Тронулась кудлатая гнедая лошадка, помахивая огромным алым бантом на хвосте. Махновец скрылся за углом.

— Ще один худый знак, — сказал Ф. — Офицер и этот… Колы значала добре, значит, пуля по нас плачет.

Кожухин закрыл один глаз и высунул язык, немилосердно гримасничая.

— Та неужто? И-их, Боже мой! И на кого ты нас остави-и-ил! Знаешь, что я тебе скажу, галушка ты харьковская: не скули. Главное — не скули! Ты, видать, в первой в такую кашу влип, а мне это все равно что наплевать. Я и одежду всю, и часы наручные в лазарете оставил. Потому привычный уже к этому — разов тридцать… в плен попадался… А днев через три, когда разденут всех, как липок, я — к сиделке Соньке: одежу даешь, часы даешь! Во какой я, братцы, артист! Как с гуся вода. Но между прочим, жрать чевой-то захотелось. Сав…ин!
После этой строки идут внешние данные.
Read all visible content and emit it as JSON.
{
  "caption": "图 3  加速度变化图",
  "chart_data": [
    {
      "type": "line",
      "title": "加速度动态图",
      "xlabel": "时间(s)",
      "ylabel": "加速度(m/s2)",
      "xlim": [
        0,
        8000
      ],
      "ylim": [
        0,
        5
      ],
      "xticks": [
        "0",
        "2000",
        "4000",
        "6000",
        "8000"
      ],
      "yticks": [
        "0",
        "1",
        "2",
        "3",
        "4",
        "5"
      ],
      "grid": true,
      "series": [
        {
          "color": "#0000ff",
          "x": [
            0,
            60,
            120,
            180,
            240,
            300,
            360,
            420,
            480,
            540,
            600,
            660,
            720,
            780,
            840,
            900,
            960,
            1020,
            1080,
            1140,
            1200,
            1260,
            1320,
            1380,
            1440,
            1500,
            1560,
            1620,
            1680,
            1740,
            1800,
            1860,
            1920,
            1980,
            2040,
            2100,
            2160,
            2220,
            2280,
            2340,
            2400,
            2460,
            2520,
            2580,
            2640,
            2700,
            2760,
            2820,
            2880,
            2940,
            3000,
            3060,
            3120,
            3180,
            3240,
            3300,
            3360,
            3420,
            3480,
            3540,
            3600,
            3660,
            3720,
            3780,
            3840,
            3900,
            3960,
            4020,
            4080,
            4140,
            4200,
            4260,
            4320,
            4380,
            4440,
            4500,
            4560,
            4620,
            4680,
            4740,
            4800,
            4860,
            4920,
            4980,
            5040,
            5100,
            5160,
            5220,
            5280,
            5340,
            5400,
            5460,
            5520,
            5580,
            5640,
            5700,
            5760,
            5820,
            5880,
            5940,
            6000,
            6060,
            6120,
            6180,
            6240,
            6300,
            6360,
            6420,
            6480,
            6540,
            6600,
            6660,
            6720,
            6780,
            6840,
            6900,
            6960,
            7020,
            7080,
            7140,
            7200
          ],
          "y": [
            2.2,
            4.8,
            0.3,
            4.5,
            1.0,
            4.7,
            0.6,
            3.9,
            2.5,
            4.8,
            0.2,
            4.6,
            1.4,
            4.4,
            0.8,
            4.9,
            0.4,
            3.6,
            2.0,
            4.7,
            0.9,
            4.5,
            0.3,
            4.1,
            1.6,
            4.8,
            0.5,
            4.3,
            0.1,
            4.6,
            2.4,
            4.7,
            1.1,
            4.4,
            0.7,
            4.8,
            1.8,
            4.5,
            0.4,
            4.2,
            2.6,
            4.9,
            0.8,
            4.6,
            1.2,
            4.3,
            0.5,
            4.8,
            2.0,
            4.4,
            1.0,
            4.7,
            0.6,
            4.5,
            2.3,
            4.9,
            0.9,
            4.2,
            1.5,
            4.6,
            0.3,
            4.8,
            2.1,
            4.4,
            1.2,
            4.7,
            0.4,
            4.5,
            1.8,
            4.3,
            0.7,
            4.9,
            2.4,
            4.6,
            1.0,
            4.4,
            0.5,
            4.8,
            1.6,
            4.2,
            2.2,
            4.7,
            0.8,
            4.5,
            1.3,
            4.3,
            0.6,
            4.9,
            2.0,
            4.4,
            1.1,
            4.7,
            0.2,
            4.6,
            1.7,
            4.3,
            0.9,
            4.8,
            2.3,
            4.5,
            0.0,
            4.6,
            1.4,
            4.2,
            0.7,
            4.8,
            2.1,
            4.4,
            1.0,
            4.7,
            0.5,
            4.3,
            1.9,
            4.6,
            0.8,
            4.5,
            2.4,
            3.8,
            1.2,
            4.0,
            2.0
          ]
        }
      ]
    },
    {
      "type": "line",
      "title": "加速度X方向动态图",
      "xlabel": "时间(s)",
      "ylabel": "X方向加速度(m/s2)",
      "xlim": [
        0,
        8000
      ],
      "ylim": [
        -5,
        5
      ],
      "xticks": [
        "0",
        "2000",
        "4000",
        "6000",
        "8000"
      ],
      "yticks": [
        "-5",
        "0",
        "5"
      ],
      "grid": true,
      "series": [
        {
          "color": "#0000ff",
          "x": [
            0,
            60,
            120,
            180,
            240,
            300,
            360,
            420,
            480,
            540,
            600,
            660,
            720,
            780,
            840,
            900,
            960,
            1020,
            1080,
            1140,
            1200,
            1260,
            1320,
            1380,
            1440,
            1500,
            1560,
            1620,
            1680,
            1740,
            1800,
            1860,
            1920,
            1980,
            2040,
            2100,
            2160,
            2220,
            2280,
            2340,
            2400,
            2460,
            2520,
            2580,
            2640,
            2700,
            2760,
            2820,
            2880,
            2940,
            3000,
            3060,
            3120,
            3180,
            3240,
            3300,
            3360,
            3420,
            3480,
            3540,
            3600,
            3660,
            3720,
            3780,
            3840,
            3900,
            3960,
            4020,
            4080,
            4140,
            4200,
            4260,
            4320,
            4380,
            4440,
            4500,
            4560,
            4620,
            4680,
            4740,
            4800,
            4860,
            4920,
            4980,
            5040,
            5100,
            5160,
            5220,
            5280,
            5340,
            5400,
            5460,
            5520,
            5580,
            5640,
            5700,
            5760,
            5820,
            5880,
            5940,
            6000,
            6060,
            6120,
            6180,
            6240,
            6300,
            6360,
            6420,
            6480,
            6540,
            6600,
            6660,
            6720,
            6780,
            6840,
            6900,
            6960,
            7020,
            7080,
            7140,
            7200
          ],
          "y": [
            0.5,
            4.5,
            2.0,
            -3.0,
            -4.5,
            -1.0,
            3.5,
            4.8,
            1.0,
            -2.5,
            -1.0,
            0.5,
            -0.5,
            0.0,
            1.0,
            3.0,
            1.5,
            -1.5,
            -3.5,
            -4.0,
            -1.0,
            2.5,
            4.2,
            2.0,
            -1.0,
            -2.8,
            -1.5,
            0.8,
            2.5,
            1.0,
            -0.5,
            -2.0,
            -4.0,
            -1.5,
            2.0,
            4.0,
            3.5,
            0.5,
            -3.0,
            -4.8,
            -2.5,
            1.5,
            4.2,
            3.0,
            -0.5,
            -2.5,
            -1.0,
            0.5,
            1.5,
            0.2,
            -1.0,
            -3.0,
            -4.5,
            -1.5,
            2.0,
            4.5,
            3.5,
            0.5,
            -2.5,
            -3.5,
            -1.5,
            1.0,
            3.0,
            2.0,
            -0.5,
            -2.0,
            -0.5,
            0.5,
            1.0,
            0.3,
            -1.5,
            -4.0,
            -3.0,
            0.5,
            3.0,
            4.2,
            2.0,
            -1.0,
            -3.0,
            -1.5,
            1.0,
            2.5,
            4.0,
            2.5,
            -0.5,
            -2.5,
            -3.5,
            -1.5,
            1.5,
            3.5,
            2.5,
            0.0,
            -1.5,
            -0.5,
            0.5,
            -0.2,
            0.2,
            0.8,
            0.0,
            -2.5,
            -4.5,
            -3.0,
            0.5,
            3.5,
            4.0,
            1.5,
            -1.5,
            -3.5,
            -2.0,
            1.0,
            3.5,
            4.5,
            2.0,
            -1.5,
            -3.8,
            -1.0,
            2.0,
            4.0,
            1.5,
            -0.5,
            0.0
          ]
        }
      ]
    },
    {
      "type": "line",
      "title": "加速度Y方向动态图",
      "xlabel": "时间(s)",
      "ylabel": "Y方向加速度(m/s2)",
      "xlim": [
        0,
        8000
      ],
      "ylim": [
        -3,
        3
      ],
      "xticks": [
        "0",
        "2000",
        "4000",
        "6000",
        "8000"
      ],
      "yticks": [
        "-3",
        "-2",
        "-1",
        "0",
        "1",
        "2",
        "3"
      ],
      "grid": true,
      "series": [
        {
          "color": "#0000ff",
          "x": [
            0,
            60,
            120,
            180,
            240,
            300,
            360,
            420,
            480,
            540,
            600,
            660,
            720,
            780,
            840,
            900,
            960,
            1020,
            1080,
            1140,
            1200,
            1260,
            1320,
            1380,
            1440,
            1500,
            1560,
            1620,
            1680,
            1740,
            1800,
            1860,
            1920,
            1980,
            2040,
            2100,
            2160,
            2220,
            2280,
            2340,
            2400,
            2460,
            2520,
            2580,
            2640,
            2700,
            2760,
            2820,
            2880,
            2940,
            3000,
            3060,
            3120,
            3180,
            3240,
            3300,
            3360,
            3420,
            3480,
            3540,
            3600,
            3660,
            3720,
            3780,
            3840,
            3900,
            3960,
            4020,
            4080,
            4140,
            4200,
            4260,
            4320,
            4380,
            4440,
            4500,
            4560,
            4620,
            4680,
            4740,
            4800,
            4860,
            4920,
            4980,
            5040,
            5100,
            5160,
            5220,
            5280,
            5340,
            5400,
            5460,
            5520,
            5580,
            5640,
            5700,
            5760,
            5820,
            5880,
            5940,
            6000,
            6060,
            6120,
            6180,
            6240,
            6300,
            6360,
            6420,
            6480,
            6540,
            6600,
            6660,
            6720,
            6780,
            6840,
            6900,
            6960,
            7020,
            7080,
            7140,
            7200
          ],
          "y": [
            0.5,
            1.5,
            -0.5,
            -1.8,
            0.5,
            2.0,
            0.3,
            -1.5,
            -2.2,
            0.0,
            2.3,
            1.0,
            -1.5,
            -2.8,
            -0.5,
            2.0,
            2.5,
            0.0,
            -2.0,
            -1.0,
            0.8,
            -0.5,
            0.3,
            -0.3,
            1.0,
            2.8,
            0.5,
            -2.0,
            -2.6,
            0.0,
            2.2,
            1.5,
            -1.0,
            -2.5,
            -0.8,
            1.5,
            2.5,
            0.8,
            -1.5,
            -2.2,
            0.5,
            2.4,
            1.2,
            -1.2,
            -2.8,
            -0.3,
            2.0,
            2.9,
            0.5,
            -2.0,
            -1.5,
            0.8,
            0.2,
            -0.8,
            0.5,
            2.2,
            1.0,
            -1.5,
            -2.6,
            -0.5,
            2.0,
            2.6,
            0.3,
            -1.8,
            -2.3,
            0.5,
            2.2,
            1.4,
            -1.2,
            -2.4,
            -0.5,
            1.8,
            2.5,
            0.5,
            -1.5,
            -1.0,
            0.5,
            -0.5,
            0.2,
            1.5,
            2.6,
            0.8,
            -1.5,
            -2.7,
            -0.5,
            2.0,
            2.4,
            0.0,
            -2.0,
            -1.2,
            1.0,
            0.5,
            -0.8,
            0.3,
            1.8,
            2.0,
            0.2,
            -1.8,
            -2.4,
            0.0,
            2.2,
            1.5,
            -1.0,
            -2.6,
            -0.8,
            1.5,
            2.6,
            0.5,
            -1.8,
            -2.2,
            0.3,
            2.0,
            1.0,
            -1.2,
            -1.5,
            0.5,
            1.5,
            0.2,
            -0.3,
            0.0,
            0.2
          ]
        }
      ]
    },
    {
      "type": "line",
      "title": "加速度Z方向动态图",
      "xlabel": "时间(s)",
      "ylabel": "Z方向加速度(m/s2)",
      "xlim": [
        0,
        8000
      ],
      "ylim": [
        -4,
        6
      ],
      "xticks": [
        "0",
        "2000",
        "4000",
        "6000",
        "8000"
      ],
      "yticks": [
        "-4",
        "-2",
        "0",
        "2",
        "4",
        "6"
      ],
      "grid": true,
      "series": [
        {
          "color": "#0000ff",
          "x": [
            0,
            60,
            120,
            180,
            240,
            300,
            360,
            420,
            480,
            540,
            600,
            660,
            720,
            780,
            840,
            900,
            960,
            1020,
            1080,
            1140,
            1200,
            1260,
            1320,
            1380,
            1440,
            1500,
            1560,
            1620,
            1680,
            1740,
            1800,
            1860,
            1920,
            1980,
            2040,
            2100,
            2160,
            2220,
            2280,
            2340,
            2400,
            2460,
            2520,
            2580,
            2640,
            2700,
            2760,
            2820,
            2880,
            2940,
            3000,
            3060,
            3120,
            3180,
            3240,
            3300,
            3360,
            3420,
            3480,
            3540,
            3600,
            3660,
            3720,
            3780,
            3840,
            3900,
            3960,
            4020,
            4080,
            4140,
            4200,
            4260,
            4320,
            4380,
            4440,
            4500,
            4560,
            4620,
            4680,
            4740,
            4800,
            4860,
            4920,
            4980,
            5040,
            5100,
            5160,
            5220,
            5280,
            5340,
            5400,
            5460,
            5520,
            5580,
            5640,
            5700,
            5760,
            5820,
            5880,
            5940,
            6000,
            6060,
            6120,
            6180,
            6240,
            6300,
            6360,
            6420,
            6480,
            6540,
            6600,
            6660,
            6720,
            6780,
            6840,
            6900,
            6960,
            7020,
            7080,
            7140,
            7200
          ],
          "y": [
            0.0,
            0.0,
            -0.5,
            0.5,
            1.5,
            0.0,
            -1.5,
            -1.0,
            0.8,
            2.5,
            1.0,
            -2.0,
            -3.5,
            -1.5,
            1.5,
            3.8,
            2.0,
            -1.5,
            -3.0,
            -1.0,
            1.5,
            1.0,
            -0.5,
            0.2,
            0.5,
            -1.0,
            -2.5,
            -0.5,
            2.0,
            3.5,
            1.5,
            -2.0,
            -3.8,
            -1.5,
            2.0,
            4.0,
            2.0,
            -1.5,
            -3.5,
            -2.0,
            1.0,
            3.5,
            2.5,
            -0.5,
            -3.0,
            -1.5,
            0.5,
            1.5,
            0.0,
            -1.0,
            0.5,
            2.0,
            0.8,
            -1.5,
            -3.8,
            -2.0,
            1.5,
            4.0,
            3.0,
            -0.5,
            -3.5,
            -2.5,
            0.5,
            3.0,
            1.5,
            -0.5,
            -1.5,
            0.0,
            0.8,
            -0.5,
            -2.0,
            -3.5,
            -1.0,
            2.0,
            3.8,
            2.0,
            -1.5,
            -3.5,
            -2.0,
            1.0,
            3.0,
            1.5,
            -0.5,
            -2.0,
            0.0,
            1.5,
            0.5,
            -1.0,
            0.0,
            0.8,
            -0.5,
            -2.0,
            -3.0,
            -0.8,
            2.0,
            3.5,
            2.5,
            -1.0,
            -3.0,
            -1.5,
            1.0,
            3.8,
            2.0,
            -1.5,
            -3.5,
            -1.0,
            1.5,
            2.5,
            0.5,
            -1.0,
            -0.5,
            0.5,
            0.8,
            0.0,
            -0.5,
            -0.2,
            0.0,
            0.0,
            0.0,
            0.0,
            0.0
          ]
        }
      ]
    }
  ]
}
Он толкнул меня в локоть. Я шел рядом с ним, впереди «санетар», сзади харьковец, — я глубоко дышал от усталости и с внимательным, хотя и не совсем радостным любопытством осматривал непривычную мне картину: плетущиеся к югу обозы, море красных пятен, извилистые провалы в грязных джанкойских домиках, густую сочную ругань на каждом шагу, группы бесцельно шатающихся красноармейцев у комендатуры — раздевать уже было некого. На бревнах, кирпичах разрушенных обстрелом зданий и просто в сипло чавкающей грязи расположились тысячи пленных в одном белье, а часто и без него. На многих лицах я заметил ссадины, кровоподтеки, багрово-синие опухоли.